Matteson is a town in Waupaca County, Wisconsin, United States. The population was 914 at the 2020 census. The former unincorporated community of Hunting was located partially in the town.

==Geography==
According to the United States Census Bureau, the town has a total area of 37.1 square miles (96.2 km^{2}), of which 36.7 square miles (94.9 km^{2}) is land and 0.5 square mile (1.2 km^{2}) (1.27%) is water.

==Demographics==
As of the census of 2000, there were 956 people, 346 households, and 269 families residing in the town. The population density was 26.1 people per square mile (10.1/km^{2}). There were 390 housing units at an average density of 10.6 per square mile (4.1/km^{2}). The racial makeup of the town was 96.76% White, 1.05% Native American, 0.52% Asian, 0.84% from other races, and 0.84% from two or more races. Hispanic or Latino of any race were 1.78% of the population.

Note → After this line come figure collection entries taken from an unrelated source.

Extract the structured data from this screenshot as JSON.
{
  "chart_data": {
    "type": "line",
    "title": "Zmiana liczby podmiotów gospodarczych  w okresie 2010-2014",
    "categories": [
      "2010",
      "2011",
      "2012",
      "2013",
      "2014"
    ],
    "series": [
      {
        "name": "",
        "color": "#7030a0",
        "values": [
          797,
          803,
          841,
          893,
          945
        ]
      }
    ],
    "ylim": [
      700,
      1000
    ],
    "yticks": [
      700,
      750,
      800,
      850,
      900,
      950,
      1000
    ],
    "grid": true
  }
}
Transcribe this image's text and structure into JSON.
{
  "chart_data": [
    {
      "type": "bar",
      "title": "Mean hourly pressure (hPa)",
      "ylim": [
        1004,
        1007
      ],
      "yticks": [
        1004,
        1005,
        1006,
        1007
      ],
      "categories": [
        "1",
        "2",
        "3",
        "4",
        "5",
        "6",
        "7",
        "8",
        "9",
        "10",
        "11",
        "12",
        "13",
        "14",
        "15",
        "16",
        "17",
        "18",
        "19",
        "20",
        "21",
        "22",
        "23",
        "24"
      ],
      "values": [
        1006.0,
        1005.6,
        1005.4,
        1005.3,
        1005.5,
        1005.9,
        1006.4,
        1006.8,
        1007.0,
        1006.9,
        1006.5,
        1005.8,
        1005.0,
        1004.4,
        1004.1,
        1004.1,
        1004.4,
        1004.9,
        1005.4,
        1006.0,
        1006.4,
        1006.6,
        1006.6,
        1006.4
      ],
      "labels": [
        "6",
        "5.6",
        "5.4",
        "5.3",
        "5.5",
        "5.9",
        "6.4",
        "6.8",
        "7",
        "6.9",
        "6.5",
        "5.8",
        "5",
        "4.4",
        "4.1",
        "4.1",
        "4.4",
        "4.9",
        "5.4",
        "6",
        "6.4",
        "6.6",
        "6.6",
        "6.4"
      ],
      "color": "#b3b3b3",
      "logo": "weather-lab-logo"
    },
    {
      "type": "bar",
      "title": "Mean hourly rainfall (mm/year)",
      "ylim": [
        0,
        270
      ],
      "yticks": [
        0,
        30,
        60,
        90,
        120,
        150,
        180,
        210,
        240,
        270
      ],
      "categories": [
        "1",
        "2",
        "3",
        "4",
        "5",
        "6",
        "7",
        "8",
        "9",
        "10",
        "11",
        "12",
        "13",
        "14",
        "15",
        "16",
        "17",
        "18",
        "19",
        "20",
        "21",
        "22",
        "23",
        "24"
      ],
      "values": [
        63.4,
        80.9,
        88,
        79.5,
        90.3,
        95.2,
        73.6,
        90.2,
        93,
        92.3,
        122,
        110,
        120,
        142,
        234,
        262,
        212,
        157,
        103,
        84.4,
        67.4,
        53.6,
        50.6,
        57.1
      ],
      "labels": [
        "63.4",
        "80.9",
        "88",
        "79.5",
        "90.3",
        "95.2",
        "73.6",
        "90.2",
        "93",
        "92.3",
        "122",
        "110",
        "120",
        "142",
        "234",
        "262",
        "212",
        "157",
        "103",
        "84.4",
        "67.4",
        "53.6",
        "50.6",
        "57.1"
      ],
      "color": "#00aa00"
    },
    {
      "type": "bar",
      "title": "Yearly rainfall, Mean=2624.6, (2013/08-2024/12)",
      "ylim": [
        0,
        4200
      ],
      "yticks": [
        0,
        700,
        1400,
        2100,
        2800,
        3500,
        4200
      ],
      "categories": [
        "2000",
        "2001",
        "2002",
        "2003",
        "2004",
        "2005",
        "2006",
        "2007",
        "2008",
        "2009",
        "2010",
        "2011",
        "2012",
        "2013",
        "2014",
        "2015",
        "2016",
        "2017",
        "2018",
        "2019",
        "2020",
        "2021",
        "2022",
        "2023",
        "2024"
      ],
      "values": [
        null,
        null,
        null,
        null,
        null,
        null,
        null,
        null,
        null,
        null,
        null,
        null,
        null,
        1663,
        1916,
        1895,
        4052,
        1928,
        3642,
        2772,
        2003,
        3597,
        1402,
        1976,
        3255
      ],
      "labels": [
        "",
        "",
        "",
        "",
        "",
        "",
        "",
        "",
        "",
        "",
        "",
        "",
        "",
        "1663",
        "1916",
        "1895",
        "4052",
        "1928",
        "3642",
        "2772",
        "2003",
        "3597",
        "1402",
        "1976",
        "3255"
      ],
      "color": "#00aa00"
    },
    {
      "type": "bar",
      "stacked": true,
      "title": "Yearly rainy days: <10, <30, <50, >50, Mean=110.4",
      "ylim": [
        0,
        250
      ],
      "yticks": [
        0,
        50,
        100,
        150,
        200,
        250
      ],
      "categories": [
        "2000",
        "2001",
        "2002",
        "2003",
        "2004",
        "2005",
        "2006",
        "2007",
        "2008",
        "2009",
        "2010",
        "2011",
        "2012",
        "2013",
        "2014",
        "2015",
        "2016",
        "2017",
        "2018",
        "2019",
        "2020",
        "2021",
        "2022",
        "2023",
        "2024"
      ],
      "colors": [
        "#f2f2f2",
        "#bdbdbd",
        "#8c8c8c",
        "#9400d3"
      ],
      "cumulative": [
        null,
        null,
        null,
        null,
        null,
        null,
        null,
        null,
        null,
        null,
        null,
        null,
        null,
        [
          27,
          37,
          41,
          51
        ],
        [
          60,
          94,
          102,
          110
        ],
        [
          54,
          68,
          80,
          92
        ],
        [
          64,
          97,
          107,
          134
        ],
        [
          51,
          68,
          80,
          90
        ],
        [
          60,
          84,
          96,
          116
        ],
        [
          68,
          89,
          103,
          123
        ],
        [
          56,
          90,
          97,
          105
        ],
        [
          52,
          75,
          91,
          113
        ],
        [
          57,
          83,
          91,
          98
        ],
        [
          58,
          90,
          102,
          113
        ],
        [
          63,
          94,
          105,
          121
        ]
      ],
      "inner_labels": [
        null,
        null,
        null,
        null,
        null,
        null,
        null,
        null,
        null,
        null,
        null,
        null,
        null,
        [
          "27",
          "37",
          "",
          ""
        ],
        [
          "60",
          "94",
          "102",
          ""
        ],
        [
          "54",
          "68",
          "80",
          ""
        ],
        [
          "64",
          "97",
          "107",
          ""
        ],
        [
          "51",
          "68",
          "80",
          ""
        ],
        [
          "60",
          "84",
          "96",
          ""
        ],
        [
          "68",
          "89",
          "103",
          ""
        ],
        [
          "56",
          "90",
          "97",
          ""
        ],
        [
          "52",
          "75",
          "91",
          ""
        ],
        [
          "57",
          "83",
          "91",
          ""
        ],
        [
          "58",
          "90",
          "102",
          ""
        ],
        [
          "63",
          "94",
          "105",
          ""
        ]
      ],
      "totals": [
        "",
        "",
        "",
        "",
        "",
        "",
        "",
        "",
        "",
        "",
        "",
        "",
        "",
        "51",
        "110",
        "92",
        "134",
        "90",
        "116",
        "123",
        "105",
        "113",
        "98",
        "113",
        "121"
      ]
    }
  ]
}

There were 346 households, out of which 38.4% had children under the age of 18 living with them, 67.6% were married couples living together, 5.5% had a female householder with no husband present, and 22.0% were non-families. 17.3% of all households were made up of individuals, and 7.8% had someone living alone who was 65 years of age or older. The average household size was 2.76 and the average family size was 3.09.

In the town, the population was spread out, with 28.9% under the age of 18, 6.3% from 18 to 24, 30.3% from 25 to 44, 25.0% from 45 to 64, and 9.5% who were 65 years of age or older. The median age was 38 years. For every 100 females, there were 99.6 males. For every 100 females age 18 and over, there were 100.0 males.

The median income for a household in the town was $43,088, and the median income for a family was $47,583. Males had a median income of $34,375 versus $18,500 for females. The per capita income for the town was $15,795. About 2.8% of families and 4.1% of the population were below the poverty line, including 5.5% of those under age 18 and none of those age 65 or over.